Ingo Leya, de l’Université de Berne, en est bien conscient. Pour lui, l’envoi d’un missile balistique nucléaire semble beaucoup plus envisageable. «Mieux vaut plusieurs petits morceaux heurtant la Terre plutôt qu’un gros».
Selon Axel Deich d’Oerlikon-Space, le moyen le plus efficace serait une sorte de «jeu de billard» cosmique. Une fusée lourdement chargée voyagerait dans l’espace et percuterait les astéroïdes pour les faire dévier de leur trajectoire.
La plupart des astéroïdes flottent dans une ceinture située entre Jupiter et Mars. Comme ces blocs se percutent et à cause de leur relation avec Jupiter, leurs orbites peuvent devenir elliptiques et rencontrer la Terre. Le vent solaire joue aussi un rôle, en envoyant les astéroïdes hors de leurs orbites habituelles.
La masse de la ceinture d’astéroïdes, dont la majeure partie est faite de gros cailloux, équivaut à environ 4% de la masse de la Lune,
Environ 40.000 tonnes de matière météorite touchent la Terre chaque année. La plupart sous forme de poussière.
L’Année mondiale de l’Astronomie est organisée par l’Union Astronomique Internationale et l’UNESCO, l’organe culturel des Nations Unies.
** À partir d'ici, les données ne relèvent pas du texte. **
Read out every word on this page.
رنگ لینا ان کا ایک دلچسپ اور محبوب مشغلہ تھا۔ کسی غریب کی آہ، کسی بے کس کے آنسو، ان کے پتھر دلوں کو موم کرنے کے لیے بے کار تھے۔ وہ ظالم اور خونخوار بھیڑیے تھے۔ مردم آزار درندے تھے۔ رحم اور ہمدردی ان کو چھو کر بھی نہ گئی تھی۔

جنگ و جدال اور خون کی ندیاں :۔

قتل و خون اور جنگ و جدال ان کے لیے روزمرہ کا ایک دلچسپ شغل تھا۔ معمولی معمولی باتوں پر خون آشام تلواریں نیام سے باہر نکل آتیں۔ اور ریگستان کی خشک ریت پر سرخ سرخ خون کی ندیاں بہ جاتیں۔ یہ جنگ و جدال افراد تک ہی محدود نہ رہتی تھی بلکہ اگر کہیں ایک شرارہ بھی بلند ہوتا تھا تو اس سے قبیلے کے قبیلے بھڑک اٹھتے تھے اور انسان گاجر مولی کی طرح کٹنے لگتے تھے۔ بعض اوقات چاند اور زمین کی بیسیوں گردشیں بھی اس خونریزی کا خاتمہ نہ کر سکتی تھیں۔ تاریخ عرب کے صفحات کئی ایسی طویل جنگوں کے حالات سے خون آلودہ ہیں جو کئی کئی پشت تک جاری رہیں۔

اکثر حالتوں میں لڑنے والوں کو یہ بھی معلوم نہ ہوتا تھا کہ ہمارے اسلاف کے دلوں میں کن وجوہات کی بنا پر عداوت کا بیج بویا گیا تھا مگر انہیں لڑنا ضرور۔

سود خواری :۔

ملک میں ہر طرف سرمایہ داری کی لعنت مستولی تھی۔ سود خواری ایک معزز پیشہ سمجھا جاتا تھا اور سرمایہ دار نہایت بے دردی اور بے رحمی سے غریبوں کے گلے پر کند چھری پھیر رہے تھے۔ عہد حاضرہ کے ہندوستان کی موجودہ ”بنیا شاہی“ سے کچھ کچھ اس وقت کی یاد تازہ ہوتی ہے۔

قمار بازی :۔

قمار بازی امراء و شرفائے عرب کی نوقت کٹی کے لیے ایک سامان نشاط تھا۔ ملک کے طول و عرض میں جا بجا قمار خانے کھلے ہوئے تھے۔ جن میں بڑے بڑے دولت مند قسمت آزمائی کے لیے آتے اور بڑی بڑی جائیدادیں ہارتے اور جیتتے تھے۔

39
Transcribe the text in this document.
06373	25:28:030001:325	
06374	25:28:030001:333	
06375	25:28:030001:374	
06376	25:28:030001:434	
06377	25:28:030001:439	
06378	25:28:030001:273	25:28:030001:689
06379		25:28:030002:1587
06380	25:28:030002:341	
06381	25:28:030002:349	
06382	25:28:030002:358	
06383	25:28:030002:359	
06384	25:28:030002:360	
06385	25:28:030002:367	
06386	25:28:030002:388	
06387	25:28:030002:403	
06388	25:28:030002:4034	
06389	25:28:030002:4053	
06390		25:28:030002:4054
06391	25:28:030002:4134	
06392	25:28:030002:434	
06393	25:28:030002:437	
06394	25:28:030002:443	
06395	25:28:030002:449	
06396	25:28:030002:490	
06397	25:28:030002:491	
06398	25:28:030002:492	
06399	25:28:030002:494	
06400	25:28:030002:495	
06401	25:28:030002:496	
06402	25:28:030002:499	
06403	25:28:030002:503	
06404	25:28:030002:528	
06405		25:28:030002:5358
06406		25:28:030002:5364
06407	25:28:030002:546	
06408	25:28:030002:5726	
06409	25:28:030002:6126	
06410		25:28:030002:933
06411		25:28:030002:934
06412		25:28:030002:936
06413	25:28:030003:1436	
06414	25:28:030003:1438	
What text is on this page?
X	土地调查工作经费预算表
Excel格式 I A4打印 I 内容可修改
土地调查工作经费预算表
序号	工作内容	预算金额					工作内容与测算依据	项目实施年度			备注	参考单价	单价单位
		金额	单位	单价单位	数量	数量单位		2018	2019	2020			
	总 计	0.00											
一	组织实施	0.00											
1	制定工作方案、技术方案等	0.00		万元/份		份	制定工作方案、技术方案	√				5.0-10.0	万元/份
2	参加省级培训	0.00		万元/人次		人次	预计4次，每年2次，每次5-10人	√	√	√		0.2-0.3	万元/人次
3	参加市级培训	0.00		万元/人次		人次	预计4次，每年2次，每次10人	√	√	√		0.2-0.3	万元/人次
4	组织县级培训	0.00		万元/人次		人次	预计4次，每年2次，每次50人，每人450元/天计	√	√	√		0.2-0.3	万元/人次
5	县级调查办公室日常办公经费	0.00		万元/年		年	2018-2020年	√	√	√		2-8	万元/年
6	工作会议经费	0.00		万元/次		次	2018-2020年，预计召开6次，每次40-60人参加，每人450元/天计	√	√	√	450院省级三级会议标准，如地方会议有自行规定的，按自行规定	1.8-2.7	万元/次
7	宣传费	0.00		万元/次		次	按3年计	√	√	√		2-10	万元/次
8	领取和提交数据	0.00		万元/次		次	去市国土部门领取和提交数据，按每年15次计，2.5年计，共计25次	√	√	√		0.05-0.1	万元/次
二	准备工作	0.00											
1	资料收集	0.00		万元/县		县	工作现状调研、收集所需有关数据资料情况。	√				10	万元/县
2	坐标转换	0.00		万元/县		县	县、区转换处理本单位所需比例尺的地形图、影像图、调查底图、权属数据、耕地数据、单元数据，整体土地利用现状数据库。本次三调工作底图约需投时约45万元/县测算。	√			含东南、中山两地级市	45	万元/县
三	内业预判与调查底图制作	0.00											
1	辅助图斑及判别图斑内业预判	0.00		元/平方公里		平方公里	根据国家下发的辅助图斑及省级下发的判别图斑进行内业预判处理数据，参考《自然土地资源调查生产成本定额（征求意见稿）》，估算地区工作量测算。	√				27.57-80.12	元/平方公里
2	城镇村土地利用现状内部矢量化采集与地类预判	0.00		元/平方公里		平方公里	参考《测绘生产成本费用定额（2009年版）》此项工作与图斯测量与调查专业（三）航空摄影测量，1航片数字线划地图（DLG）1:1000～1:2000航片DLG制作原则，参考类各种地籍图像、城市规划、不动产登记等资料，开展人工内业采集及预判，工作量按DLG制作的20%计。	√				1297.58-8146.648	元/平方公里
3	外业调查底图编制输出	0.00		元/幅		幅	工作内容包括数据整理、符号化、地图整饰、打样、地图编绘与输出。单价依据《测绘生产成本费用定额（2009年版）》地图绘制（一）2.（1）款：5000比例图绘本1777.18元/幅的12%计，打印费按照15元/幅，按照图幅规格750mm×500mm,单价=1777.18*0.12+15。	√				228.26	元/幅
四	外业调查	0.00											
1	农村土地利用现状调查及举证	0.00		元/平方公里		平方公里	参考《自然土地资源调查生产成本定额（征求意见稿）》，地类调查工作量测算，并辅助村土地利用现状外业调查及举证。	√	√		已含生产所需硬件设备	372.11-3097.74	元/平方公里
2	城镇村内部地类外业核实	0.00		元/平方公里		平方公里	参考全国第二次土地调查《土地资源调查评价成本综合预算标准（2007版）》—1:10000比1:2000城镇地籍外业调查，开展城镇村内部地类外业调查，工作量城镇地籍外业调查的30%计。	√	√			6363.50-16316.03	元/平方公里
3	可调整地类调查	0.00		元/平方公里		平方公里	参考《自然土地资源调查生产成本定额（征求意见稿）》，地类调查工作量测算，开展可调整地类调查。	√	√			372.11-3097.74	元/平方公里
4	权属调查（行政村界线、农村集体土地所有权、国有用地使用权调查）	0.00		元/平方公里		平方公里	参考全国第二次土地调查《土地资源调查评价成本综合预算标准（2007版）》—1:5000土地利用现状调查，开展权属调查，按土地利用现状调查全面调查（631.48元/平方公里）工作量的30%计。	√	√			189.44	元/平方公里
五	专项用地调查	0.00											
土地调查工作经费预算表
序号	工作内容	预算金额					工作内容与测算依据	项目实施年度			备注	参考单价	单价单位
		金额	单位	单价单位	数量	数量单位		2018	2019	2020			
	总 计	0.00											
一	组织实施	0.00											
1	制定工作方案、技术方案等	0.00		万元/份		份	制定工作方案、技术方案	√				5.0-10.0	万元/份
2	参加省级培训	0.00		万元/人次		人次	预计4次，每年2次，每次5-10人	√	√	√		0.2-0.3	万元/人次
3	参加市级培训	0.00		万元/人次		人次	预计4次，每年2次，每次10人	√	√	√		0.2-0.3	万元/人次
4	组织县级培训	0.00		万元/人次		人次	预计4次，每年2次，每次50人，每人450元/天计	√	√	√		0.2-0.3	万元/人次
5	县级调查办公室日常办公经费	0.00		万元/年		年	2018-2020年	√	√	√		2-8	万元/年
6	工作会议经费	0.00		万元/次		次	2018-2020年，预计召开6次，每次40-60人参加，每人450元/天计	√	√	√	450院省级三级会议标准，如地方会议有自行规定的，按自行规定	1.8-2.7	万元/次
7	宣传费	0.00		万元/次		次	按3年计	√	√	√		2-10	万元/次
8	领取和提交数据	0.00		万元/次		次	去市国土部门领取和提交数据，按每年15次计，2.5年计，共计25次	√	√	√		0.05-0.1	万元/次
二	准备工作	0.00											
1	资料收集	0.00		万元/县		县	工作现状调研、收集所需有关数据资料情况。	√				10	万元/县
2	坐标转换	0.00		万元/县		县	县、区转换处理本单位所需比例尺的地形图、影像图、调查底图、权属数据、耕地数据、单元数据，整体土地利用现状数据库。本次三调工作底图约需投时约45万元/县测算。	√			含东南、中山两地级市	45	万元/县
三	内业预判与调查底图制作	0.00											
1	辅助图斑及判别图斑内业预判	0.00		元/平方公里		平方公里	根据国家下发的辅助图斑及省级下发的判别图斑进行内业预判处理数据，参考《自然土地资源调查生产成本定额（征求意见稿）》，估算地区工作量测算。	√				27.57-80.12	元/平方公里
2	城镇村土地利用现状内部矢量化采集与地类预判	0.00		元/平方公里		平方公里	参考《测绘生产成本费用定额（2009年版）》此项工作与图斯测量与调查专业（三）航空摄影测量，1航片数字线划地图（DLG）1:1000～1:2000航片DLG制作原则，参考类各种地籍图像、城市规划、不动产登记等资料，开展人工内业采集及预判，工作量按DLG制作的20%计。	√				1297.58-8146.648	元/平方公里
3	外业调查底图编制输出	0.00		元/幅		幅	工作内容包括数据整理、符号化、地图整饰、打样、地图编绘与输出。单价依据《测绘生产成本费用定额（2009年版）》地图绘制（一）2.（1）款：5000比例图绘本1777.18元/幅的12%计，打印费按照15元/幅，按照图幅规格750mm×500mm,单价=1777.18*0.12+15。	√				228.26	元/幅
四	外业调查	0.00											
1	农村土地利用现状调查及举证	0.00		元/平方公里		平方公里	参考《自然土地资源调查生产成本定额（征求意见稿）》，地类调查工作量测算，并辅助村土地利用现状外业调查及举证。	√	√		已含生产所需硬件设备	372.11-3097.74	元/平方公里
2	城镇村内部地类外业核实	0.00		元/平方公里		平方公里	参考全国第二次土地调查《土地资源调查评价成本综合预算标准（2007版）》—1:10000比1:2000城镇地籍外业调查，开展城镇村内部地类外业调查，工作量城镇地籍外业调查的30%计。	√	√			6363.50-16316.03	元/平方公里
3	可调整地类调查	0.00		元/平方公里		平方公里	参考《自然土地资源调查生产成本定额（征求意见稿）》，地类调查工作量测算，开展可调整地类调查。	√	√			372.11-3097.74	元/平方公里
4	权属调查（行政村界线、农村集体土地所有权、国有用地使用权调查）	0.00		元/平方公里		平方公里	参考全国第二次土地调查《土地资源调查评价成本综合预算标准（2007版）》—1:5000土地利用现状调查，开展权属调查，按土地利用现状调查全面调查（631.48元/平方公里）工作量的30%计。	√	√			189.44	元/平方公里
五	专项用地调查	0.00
On célébrera notamment le 400ème anniversaire de la première utilisation du télescope astronomique de Galilée.
Les organisateurs espèrent susciter une prise de conscience et développer les communautés d’astronomie dans les pays émergeants, développer l’enseignement des sciences, renforcer les liens entre les scientifiques et améliorer l’équilibre entre les sexes.
En Suisse, la cérémonie d’ouverture est fixée au 5 février.